Maybe you’ve felt it too…
We hate each other.
Maybe not you and me specifically, but you don’t need to go far in this broken world to find someone who hates you. They hate you for who you voted for. They hate you for what you believe. They hate you for who you are and what you stand for.
Does that bother you?
It bothers me.
In one sense, I wish it didn’t. I wish I was just immune to how other people feel about me and my beliefs. It would make life a lot easier, wouldn’t it? And, hey, for a while, I pretended I was immune. I don’t care, I told myself. But I never quite believed it.
In another sense, I’m glad all this hatred does bother me. Hostility is not good. It’s not healthy. It’s not right. And it is corroding our culture. More importantly, rancor is seeping into the souls of good people and infecting them (us—you and me) with the disease of hatred, fear, and polarization.
It’s us versus them, isn’t it? No more big happy family. Dig your foxhole. Lay down the barbed wire. Set up the machine gun. And get ready for a long, long fight.
Maybe you’ve felt—as I have—the pressure to join a tribe, to drive down a stake placing you on one side or the other of our polarized world.
It’s a dilemma, isn’t it?
On one hand, the issues matter. The candidates we elect, the decisions we make, the culture we create—it all shapes the world we hand off to our children and grandchildren—assuming there is a world to hand off to them.
On the other hand, maybe people you love have joined the opposite side—people from your church, your family, your place of work, or whatever. And you’ve felt a nagging hesitation. Sure, you’re clear in your own mind about the issues and where you stand. But something doesn’t feel right. You’re rallying for the good cause, and then you see your sister, coworker, church friend, loved one over on the other side.
Maybe you feel like you’re being set up.
I’ve felt that way.
Maybe you have already been in a shouting match, online or in person, with a friend, a family member, someone you care about, someone who doesn’t comprehend your deeply held beliefs. And afterward, whether you won the argument or not, you felt diminished and sad. In your quest to build a better world, something precious was lost.
Hey, it has happened to me.
We’ve been played
We’ve been played.

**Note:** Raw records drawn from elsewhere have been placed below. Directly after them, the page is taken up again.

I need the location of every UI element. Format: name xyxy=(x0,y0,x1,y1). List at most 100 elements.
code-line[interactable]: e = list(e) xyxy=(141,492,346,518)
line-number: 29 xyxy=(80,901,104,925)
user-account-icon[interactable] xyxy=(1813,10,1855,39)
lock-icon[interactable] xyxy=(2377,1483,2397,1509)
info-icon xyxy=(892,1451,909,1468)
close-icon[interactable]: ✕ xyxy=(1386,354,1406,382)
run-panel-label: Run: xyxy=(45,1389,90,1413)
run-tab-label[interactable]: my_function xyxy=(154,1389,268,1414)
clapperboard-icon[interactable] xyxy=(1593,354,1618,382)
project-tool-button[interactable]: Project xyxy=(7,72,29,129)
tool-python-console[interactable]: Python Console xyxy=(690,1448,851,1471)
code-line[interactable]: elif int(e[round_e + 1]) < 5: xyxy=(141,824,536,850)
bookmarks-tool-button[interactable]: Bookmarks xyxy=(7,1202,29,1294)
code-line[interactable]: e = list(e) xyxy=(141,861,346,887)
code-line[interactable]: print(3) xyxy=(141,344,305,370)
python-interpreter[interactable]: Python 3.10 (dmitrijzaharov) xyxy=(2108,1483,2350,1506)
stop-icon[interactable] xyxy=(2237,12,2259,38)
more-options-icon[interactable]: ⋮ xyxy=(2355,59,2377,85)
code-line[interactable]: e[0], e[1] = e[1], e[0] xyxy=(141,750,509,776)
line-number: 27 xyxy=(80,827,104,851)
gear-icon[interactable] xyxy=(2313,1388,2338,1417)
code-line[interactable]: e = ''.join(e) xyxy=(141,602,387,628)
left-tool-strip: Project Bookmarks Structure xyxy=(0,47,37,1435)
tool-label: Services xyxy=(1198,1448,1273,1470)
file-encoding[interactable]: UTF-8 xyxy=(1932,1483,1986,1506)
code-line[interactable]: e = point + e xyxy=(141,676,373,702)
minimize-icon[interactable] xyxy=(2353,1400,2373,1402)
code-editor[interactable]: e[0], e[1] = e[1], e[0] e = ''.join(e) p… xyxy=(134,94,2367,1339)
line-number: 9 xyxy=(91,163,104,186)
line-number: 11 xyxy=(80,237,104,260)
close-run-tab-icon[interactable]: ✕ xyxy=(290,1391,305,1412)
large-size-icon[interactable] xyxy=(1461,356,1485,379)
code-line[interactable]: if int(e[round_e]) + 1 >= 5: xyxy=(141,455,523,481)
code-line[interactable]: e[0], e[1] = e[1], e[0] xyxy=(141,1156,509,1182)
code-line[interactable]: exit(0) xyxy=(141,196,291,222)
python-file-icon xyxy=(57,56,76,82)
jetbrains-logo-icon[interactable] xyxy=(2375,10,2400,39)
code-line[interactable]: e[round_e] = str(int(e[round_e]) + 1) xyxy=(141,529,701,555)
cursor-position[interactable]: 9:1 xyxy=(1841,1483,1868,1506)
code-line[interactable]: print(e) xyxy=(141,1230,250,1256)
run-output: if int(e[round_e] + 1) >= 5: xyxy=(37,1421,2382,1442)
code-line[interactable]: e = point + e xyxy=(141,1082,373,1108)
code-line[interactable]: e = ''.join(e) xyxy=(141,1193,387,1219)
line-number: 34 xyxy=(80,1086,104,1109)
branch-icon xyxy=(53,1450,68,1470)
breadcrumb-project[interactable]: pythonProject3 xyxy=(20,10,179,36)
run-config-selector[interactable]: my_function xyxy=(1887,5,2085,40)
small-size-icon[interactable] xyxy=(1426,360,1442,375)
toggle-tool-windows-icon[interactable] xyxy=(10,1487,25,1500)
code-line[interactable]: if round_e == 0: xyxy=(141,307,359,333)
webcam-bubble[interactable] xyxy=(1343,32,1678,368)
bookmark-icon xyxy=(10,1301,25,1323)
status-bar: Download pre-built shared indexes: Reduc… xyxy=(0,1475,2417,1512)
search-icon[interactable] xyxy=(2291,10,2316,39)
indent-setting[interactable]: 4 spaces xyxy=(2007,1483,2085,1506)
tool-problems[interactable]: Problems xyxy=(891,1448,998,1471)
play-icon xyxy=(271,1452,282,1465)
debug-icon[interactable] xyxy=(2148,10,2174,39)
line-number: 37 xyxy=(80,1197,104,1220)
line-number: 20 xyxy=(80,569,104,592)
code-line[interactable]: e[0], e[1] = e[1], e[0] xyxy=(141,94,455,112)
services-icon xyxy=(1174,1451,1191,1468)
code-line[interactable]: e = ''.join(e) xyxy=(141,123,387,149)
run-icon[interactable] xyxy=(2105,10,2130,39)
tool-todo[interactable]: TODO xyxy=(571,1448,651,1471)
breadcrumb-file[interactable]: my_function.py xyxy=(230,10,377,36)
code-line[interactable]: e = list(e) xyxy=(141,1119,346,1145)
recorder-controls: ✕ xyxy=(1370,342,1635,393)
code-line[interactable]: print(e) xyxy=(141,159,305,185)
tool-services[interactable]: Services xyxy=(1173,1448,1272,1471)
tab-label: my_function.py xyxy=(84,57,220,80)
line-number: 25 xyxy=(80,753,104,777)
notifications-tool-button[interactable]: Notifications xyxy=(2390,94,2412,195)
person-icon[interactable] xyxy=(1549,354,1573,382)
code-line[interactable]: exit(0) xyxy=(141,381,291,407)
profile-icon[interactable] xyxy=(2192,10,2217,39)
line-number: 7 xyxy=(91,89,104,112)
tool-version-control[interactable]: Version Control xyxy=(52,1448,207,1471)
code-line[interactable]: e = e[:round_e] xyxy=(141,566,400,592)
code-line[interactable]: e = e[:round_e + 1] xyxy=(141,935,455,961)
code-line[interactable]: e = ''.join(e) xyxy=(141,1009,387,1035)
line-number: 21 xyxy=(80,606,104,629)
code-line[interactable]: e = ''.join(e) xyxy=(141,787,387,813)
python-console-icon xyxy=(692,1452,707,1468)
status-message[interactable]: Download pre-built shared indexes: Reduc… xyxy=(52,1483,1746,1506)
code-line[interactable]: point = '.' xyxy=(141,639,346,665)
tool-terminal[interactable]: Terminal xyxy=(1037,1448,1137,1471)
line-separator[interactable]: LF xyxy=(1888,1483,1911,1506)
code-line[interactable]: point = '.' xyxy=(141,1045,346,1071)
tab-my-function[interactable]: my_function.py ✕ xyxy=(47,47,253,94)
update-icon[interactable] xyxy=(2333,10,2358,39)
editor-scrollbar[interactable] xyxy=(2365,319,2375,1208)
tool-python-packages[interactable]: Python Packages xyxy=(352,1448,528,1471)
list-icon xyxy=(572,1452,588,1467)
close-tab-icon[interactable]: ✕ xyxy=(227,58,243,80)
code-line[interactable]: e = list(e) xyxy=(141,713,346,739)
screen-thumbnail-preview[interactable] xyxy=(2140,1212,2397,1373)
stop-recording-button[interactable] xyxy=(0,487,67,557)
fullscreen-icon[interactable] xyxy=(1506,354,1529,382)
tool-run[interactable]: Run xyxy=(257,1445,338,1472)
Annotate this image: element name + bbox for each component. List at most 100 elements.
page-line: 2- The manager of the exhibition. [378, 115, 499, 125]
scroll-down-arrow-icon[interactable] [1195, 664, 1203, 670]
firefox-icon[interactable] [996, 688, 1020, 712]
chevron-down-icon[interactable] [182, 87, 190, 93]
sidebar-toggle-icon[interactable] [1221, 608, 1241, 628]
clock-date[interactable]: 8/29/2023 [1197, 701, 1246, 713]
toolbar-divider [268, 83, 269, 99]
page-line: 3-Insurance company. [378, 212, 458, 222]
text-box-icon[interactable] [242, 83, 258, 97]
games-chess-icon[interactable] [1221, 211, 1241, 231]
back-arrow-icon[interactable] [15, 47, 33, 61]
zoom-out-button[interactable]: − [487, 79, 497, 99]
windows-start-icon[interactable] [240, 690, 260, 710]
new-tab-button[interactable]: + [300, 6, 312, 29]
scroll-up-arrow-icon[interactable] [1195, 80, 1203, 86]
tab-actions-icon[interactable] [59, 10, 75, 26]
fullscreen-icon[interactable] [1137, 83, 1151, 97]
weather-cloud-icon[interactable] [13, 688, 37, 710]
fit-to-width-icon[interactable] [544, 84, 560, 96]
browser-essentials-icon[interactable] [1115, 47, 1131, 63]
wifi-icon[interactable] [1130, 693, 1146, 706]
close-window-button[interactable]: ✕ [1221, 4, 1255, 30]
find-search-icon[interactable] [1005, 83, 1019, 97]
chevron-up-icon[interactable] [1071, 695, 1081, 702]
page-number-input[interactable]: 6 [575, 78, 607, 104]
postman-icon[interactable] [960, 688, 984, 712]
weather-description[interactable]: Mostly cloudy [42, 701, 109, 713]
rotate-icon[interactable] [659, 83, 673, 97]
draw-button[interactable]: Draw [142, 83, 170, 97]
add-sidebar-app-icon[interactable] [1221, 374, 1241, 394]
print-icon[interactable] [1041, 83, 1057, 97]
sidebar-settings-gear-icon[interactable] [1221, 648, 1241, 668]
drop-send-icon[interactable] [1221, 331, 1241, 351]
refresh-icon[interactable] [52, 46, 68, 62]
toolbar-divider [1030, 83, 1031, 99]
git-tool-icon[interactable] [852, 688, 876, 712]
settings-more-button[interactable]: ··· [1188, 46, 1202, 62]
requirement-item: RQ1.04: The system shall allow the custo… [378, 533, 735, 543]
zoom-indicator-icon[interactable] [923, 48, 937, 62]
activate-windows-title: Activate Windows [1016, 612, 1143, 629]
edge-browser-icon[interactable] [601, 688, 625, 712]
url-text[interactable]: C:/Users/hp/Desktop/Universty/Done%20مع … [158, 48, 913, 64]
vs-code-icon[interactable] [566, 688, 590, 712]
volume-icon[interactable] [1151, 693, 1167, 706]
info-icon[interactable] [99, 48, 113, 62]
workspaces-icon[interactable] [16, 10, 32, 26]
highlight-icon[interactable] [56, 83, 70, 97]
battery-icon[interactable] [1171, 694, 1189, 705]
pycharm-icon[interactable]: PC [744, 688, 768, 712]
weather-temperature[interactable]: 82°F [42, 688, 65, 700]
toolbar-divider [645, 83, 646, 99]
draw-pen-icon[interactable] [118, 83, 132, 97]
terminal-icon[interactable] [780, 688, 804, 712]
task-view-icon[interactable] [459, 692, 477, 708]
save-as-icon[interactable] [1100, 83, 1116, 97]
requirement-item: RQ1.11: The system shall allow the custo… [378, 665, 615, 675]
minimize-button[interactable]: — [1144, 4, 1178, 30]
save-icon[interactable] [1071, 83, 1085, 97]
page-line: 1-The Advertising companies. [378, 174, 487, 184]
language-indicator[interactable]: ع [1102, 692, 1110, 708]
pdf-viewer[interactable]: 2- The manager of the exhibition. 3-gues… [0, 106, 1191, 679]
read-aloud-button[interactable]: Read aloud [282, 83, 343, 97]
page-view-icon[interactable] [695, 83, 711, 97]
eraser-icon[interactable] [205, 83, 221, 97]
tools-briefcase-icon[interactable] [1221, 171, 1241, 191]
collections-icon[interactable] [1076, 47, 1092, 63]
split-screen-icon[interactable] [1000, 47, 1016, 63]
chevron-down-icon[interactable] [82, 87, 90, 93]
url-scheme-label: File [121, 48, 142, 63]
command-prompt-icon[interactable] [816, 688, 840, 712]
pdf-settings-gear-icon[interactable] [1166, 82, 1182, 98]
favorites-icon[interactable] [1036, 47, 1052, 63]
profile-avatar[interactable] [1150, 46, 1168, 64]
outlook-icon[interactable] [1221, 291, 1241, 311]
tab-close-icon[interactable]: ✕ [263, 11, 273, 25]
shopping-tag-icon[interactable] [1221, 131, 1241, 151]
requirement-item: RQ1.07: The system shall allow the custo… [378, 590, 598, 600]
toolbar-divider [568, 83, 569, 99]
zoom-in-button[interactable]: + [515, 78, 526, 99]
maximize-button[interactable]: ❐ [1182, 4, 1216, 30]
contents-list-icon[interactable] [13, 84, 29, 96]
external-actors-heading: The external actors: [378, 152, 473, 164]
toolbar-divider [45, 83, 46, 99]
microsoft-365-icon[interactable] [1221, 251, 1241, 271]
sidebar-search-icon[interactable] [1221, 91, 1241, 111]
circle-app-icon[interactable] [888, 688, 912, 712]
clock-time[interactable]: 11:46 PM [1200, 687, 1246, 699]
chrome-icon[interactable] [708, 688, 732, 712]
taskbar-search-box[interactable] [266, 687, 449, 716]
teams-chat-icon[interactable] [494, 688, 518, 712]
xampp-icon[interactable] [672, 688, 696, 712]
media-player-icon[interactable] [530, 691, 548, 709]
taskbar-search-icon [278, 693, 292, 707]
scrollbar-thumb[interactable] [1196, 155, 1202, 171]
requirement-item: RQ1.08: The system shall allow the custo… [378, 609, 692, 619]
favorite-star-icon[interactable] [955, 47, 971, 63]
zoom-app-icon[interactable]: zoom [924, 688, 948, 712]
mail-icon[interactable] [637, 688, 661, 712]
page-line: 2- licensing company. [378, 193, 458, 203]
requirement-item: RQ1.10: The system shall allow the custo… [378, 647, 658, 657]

The price of being right, the price of progress is polarization, alienation, shouting, rants, hurt feelings, and hate.
Sure, when you join a tribe, the echo chamber of that tribe will embrace you, but out there somewhere are good people—family, friends, people you care about—who won’t understand how you could align yourself with such “lunacy.”
If this wasn’t bad enough, maybe someone tried to voice your position on the issues, but they did it the wrong way—with angry words, with mob mentality, with violence, with hate, and now the people you want to reach are farther away than ever.
There’s gotta be a better way.
I’ve thought about this for a long time, and I’ve come to a conclusion:
It’s not okay for good people to hate each other.
But how do we end the divide?
For the answer, I look heavenward.
What happens in heaven?
In heaven, former civil rights leaders live side by side with former slave owners.
Think about that for a moment.
Former civil rights leaders
Former slave owners
Side by side
And now think about this: They’re not only okay with each other, they’re best buddies, True Friends. They understand each other. They respect each other. They trust each other. They love each other.
How did that happen?
What do they have that we don’t have?
What do they know that we don’t know?
Is there some way to take the answers to those questions and import them into our culture?
I think there is. And that’s what this book is all about.